The requirement to submit a CbC Report (also to prepare a Master file and expanded Local file) applies to taxpayers being participants in a global group of companies (MNE), for which the overall revenues according to consolidated financial statements for the fiscal year exceeds RUB 50 billion, if the parent company of the group is a Russian tax resident. If the parent company of the MNE is not a Russian tax resident, the limit established in laws of the foreign country where the parent company is tax resident is used, if higher.

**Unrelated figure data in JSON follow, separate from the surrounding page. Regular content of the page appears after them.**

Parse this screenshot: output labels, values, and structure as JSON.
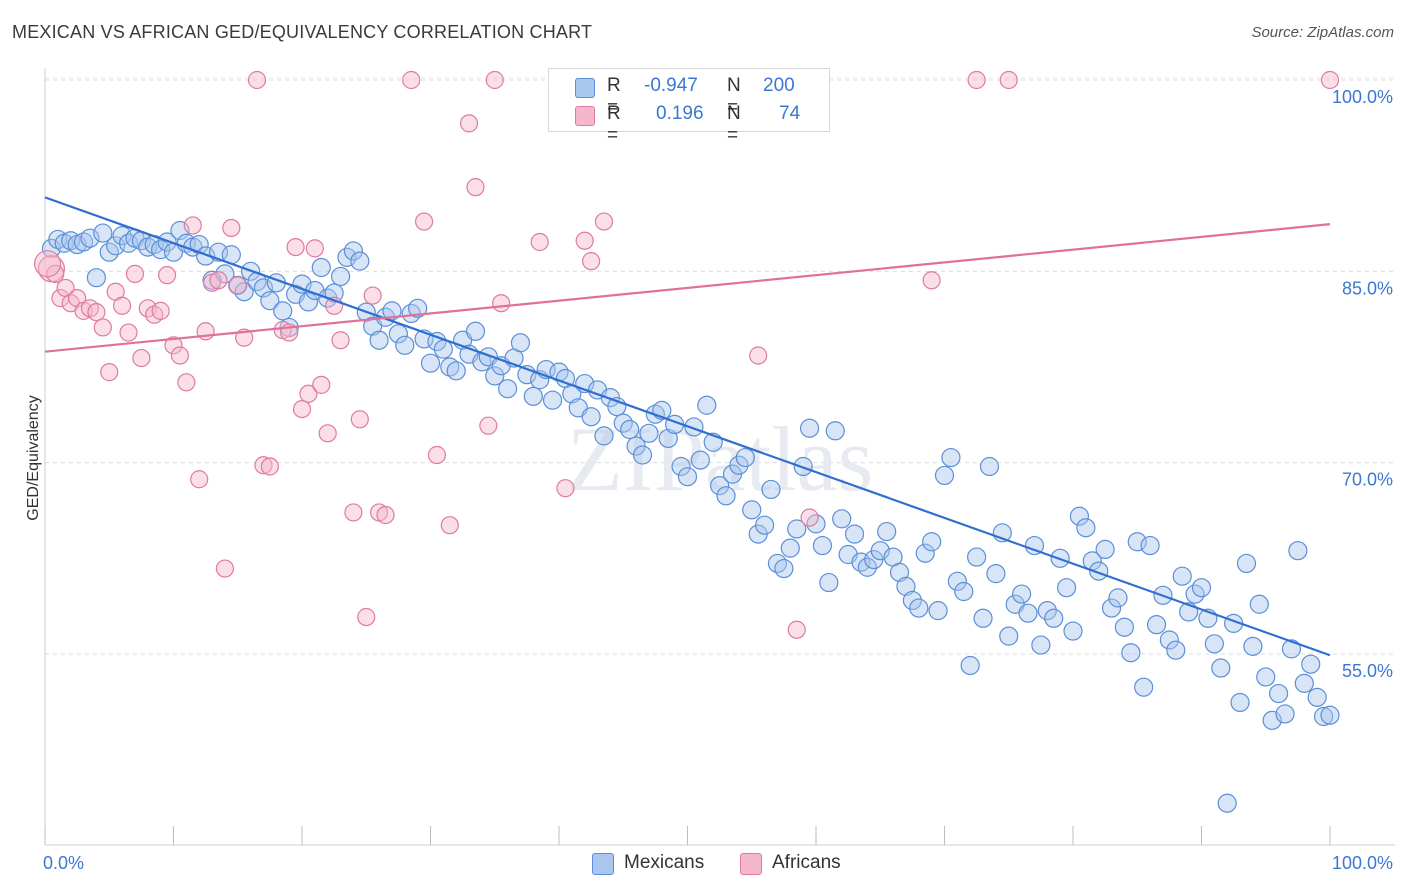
{
  "title": "MEXICAN VS AFRICAN GED/EQUIVALENCY CORRELATION CHART",
  "source": "Source: ZipAtlas.com",
  "watermark": "ZIPatlas",
  "colors": {
    "mexicans": "#5b8fd8",
    "mexicans_fill": "#a9c6ee",
    "africans": "#e07aa0",
    "africans_fill": "#f5b7cb",
    "blue_line": "#2e6fd0",
    "pink_line": "#e0709a",
    "axis_label": "#3b78d0"
  },
  "legend": {
    "rows": [
      {
        "r_label": "R =",
        "r_value": "-0.947",
        "n_label": "N =",
        "n_value": "200"
      },
      {
        "r_label": "R =",
        "r_value": "0.196",
        "n_label": "N =",
        "n_value": "74"
      }
    ]
  },
  "bottom_legend": {
    "mexicans": "Mexicans",
    "africans": "Africans"
  },
  "chart_data": {
    "type": "scatter",
    "title": "MEXICAN VS AFRICAN GED/EQUIVALENCY CORRELATION CHART",
    "xlabel": "",
    "ylabel": "GED/Equivalency",
    "xlim": [
      0,
      100
    ],
    "ylim": [
      40,
      102
    ],
    "x_tick_labels": {
      "left": "0.0%",
      "right": "100.0%"
    },
    "y_ticks": [
      {
        "value": 100,
        "label": "100.0%"
      },
      {
        "value": 85,
        "label": "85.0%"
      },
      {
        "value": 70,
        "label": "70.0%"
      },
      {
        "value": 55,
        "label": "55.0%"
      }
    ],
    "grid": "horizontal dashed",
    "legend_placement": "top-center",
    "series": [
      {
        "name": "Mexicans",
        "r": -0.947,
        "n": 200,
        "trend": {
          "x": [
            0,
            100
          ],
          "y": [
            90.8,
            54.9
          ]
        },
        "points": [
          [
            0.5,
            86.8
          ],
          [
            1,
            87.5
          ],
          [
            1.5,
            87.2
          ],
          [
            2,
            87.4
          ],
          [
            2.5,
            87.1
          ],
          [
            3,
            87.3
          ],
          [
            3.5,
            87.6
          ],
          [
            4,
            84.5
          ],
          [
            4.5,
            88
          ],
          [
            5,
            86.5
          ],
          [
            5.5,
            87
          ],
          [
            6,
            87.8
          ],
          [
            6.5,
            87.2
          ],
          [
            7,
            87.6
          ],
          [
            7.5,
            87.4
          ],
          [
            8,
            86.9
          ],
          [
            8.5,
            87.1
          ],
          [
            9,
            86.7
          ],
          [
            9.5,
            87.3
          ],
          [
            10,
            86.5
          ],
          [
            10.5,
            88.2
          ],
          [
            11,
            87.2
          ],
          [
            11.5,
            86.9
          ],
          [
            12,
            87.1
          ],
          [
            12.5,
            86.2
          ],
          [
            13,
            84.3
          ],
          [
            13.5,
            86.5
          ],
          [
            14,
            84.8
          ],
          [
            14.5,
            86.3
          ],
          [
            15,
            83.9
          ],
          [
            15.5,
            83.4
          ],
          [
            16,
            85
          ],
          [
            16.5,
            84.2
          ],
          [
            17,
            83.7
          ],
          [
            17.5,
            82.7
          ],
          [
            18,
            84.1
          ],
          [
            18.5,
            81.9
          ],
          [
            19,
            80.6
          ],
          [
            19.5,
            83.2
          ],
          [
            20,
            84
          ],
          [
            20.5,
            82.6
          ],
          [
            21,
            83.5
          ],
          [
            21.5,
            85.3
          ],
          [
            22,
            82.9
          ],
          [
            22.5,
            83.3
          ],
          [
            23,
            84.6
          ],
          [
            23.5,
            86.1
          ],
          [
            24,
            86.6
          ],
          [
            24.5,
            85.8
          ],
          [
            25,
            81.8
          ],
          [
            25.5,
            80.7
          ],
          [
            26,
            79.6
          ],
          [
            26.5,
            81.4
          ],
          [
            27,
            81.9
          ],
          [
            27.5,
            80.1
          ],
          [
            28,
            79.2
          ],
          [
            28.5,
            81.7
          ],
          [
            29,
            82.1
          ],
          [
            29.5,
            79.7
          ],
          [
            30,
            77.8
          ],
          [
            30.5,
            79.5
          ],
          [
            31,
            78.9
          ],
          [
            31.5,
            77.5
          ],
          [
            32,
            77.2
          ],
          [
            32.5,
            79.6
          ],
          [
            33,
            78.5
          ],
          [
            33.5,
            80.3
          ],
          [
            34,
            77.9
          ],
          [
            34.5,
            78.3
          ],
          [
            35,
            76.8
          ],
          [
            35.5,
            77.6
          ],
          [
            36,
            75.8
          ],
          [
            36.5,
            78.2
          ],
          [
            37,
            79.4
          ],
          [
            37.5,
            76.9
          ],
          [
            38,
            75.2
          ],
          [
            38.5,
            76.5
          ],
          [
            39,
            77.3
          ],
          [
            39.5,
            74.9
          ],
          [
            40,
            77.1
          ],
          [
            40.5,
            76.6
          ],
          [
            41,
            75.4
          ],
          [
            41.5,
            74.3
          ],
          [
            42,
            76.2
          ],
          [
            42.5,
            73.6
          ],
          [
            43,
            75.7
          ],
          [
            43.5,
            72.1
          ],
          [
            44,
            75.1
          ],
          [
            44.5,
            74.4
          ],
          [
            45,
            73.1
          ],
          [
            45.5,
            72.6
          ],
          [
            46,
            71.3
          ],
          [
            46.5,
            70.6
          ],
          [
            47,
            72.3
          ],
          [
            47.5,
            73.8
          ],
          [
            48,
            74.1
          ],
          [
            48.5,
            71.9
          ],
          [
            49,
            73
          ],
          [
            49.5,
            69.7
          ],
          [
            50,
            68.9
          ],
          [
            50.5,
            72.8
          ],
          [
            51,
            70.2
          ],
          [
            51.5,
            74.5
          ],
          [
            52,
            71.6
          ],
          [
            52.5,
            68.2
          ],
          [
            53,
            67.4
          ],
          [
            53.5,
            69.1
          ],
          [
            54,
            69.8
          ],
          [
            54.5,
            70.4
          ],
          [
            55,
            66.3
          ],
          [
            55.5,
            64.4
          ],
          [
            56,
            65.1
          ],
          [
            56.5,
            67.9
          ],
          [
            57,
            62.1
          ],
          [
            57.5,
            61.7
          ],
          [
            58,
            63.3
          ],
          [
            58.5,
            64.8
          ],
          [
            59,
            69.7
          ],
          [
            59.5,
            72.7
          ],
          [
            60,
            65.2
          ],
          [
            60.5,
            63.5
          ],
          [
            61,
            60.6
          ],
          [
            61.5,
            72.5
          ],
          [
            62,
            65.6
          ],
          [
            62.5,
            62.8
          ],
          [
            63,
            64.4
          ],
          [
            63.5,
            62.2
          ],
          [
            64,
            61.8
          ],
          [
            64.5,
            62.4
          ],
          [
            65,
            63.1
          ],
          [
            65.5,
            64.6
          ],
          [
            66,
            62.6
          ],
          [
            66.5,
            61.4
          ],
          [
            67,
            60.3
          ],
          [
            67.5,
            59.2
          ],
          [
            68,
            58.6
          ],
          [
            68.5,
            62.9
          ],
          [
            69,
            63.8
          ],
          [
            69.5,
            58.4
          ],
          [
            70,
            69
          ],
          [
            70.5,
            70.4
          ],
          [
            71,
            60.7
          ],
          [
            71.5,
            59.9
          ],
          [
            72,
            54.1
          ],
          [
            72.5,
            62.6
          ],
          [
            73,
            57.8
          ],
          [
            73.5,
            69.7
          ],
          [
            74,
            61.3
          ],
          [
            74.5,
            64.5
          ],
          [
            75,
            56.4
          ],
          [
            75.5,
            58.9
          ],
          [
            76,
            59.7
          ],
          [
            76.5,
            58.2
          ],
          [
            77,
            63.5
          ],
          [
            77.5,
            55.7
          ],
          [
            78,
            58.4
          ],
          [
            78.5,
            57.8
          ],
          [
            79,
            62.5
          ],
          [
            79.5,
            60.2
          ],
          [
            80,
            56.8
          ],
          [
            80.5,
            65.8
          ],
          [
            81,
            64.9
          ],
          [
            81.5,
            62.3
          ],
          [
            82,
            61.5
          ],
          [
            82.5,
            63.2
          ],
          [
            83,
            58.6
          ],
          [
            83.5,
            59.4
          ],
          [
            84,
            57.1
          ],
          [
            84.5,
            55.1
          ],
          [
            85,
            63.8
          ],
          [
            85.5,
            52.4
          ],
          [
            86,
            63.5
          ],
          [
            86.5,
            57.3
          ],
          [
            87,
            59.6
          ],
          [
            87.5,
            56.1
          ],
          [
            88,
            55.3
          ],
          [
            88.5,
            61.1
          ],
          [
            89,
            58.3
          ],
          [
            89.5,
            59.7
          ],
          [
            90,
            60.2
          ],
          [
            90.5,
            57.8
          ],
          [
            91,
            55.8
          ],
          [
            91.5,
            53.9
          ],
          [
            92,
            43.3
          ],
          [
            92.5,
            57.4
          ],
          [
            93,
            51.2
          ],
          [
            93.5,
            62.1
          ],
          [
            94,
            55.6
          ],
          [
            94.5,
            58.9
          ],
          [
            95,
            53.2
          ],
          [
            95.5,
            49.8
          ],
          [
            96,
            51.9
          ],
          [
            96.5,
            50.3
          ],
          [
            97,
            55.4
          ],
          [
            97.5,
            63.1
          ],
          [
            98,
            52.7
          ],
          [
            98.5,
            54.2
          ],
          [
            99,
            51.6
          ],
          [
            99.5,
            50.1
          ],
          [
            100,
            50.2
          ]
        ]
      },
      {
        "name": "Africans",
        "r": 0.196,
        "n": 74,
        "trend": {
          "x": [
            0,
            100
          ],
          "y": [
            78.7,
            88.7
          ]
        },
        "points": [
          [
            0.5,
            85.2
          ],
          [
            0.8,
            84.8
          ],
          [
            1.2,
            82.9
          ],
          [
            1.6,
            83.7
          ],
          [
            2.0,
            82.5
          ],
          [
            2.5,
            82.9
          ],
          [
            3.0,
            81.9
          ],
          [
            3.5,
            82.1
          ],
          [
            4.0,
            81.8
          ],
          [
            4.5,
            80.6
          ],
          [
            5.0,
            77.1
          ],
          [
            5.5,
            83.4
          ],
          [
            6.0,
            82.3
          ],
          [
            6.5,
            80.2
          ],
          [
            7.0,
            84.8
          ],
          [
            7.5,
            78.2
          ],
          [
            8.0,
            82.1
          ],
          [
            8.5,
            81.6
          ],
          [
            9.0,
            81.9
          ],
          [
            9.5,
            84.7
          ],
          [
            10.0,
            79.2
          ],
          [
            10.5,
            78.4
          ],
          [
            11.0,
            76.3
          ],
          [
            11.5,
            88.6
          ],
          [
            12.0,
            68.7
          ],
          [
            12.5,
            80.3
          ],
          [
            13.0,
            84.1
          ],
          [
            13.5,
            84.3
          ],
          [
            14.0,
            61.7
          ],
          [
            14.5,
            88.4
          ],
          [
            15.0,
            83.9
          ],
          [
            15.5,
            79.8
          ],
          [
            16.5,
            100
          ],
          [
            17.0,
            69.8
          ],
          [
            17.5,
            69.7
          ],
          [
            18.5,
            80.4
          ],
          [
            19.0,
            80.2
          ],
          [
            19.5,
            86.9
          ],
          [
            20.0,
            74.2
          ],
          [
            20.5,
            75.4
          ],
          [
            21.0,
            86.8
          ],
          [
            21.5,
            76.1
          ],
          [
            22.0,
            72.3
          ],
          [
            22.5,
            82.3
          ],
          [
            23.0,
            79.6
          ],
          [
            24.0,
            66.1
          ],
          [
            24.5,
            73.4
          ],
          [
            25.0,
            57.9
          ],
          [
            25.5,
            83.1
          ],
          [
            26.0,
            66.1
          ],
          [
            26.5,
            65.9
          ],
          [
            28.5,
            100
          ],
          [
            29.5,
            88.9
          ],
          [
            30.5,
            70.6
          ],
          [
            31.5,
            65.1
          ],
          [
            33,
            96.6
          ],
          [
            33.5,
            91.6
          ],
          [
            34.5,
            72.9
          ],
          [
            35,
            100
          ],
          [
            35.5,
            82.5
          ],
          [
            38.5,
            87.3
          ],
          [
            40.5,
            68
          ],
          [
            42.0,
            87.4
          ],
          [
            42.5,
            85.8
          ],
          [
            43.5,
            88.9
          ],
          [
            52.5,
            100
          ],
          [
            55.5,
            78.4
          ],
          [
            58.5,
            56.9
          ],
          [
            59.5,
            65.7
          ],
          [
            69,
            84.3
          ],
          [
            72.5,
            100
          ],
          [
            75,
            100
          ],
          [
            100,
            100
          ],
          [
            0.2,
            85.6
          ]
        ]
      }
    ]
  }
}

The CbC Report shall contain information on:

1) the overall income/revenues from transactions for the fiscal year, in particular including a breakdown of the overall amount of income/revenues for transactions with group participants and associated enterprises and total income/revenues from transactions with other persons;

2) the pre-tax profit/ loss for the fiscal year;

3) income tax paid in the fiscal period for which the report is drafted;

4) assessed income tax for the fiscal period, for which the report is drafted;

5) share capital as of the fiscal year end date

6) accumulated profit as of the fiscal year end date;

7) headcount for the fiscal year;

8) tangibles as of the fiscal year end date;

9) identity information for each group participant, indicating the state, according to the laws of which such participant was established, the state of its tax residency and the core lines of business of each group participant.

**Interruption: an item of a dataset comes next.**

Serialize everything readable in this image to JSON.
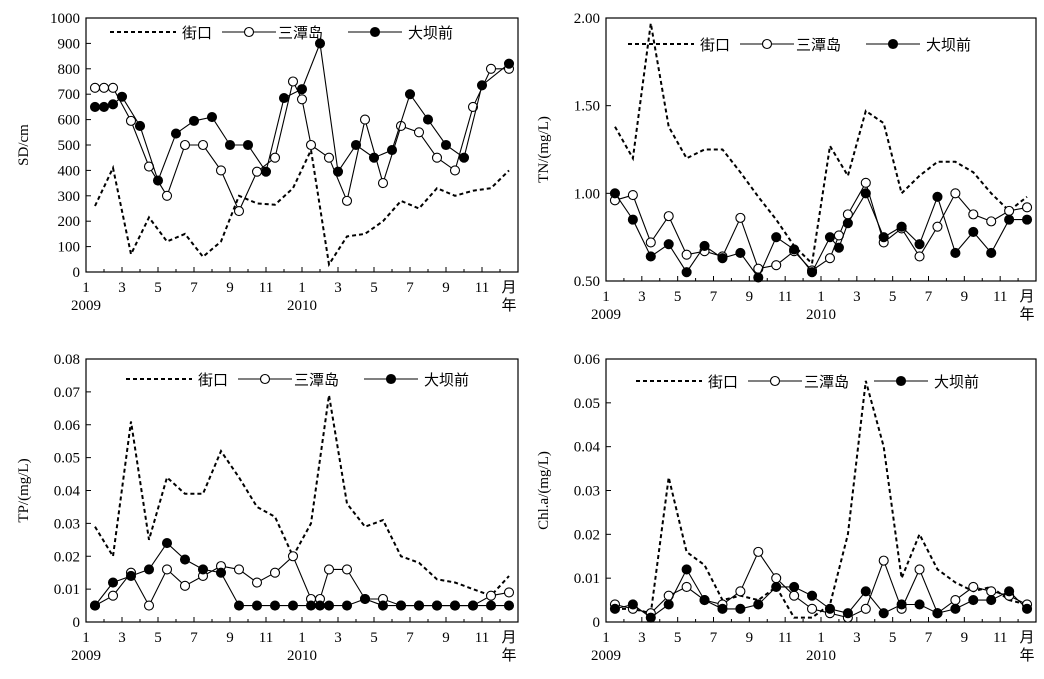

The CbC Report is submitted to the tax authority in the established format in electronic form (which has not yet been officially approved).

 

  • Notification requirement for subsidiary companies

As for subsidiaries operating in Russia which are part of major global groups, whose overall revenues exceed the established RUB 50 billion threshold, the draft bill based on the Action 13 of the BEPS Plan introduces the requirement to file a Notice of participation in the MNE, which contains the following information:

1) name and identity data of the taxpayer being a participant in a global group of companies;

2) information on whether or not the taxpayer that files the notice is a parent company or an authorized participant in a global group of companies;

3) name and identity data of the parent company and the state of its tax residency;

4) name and identity data of any other participant that has filed a CbC Report, being an authorized participant in a global group of companies, and the reasons substantiating its right to file a CbC Report;

5) the date of the last day of the period for which the consolidated financial statements are prepared.

 

As per the general rule, the CbC Report is filed by the parent company of the MNE or its authorized participant. However, a tax authority may require that a Russian taxpayer which is a group participant file this report in the following cases:

1) if the tax authority has received information from competent authorities of foreign states that the parent company or the authorized representative of the group has defaulted on its legal duty to submit the CbC Report;

2) if the state, whose tax resident is the parent company or the authorized participant of the group, is included in the list of countries that constantly default on their duties to automatically exchange CbC Reports, as approved by the competent federal executive body (the Russian Ministry of Finance).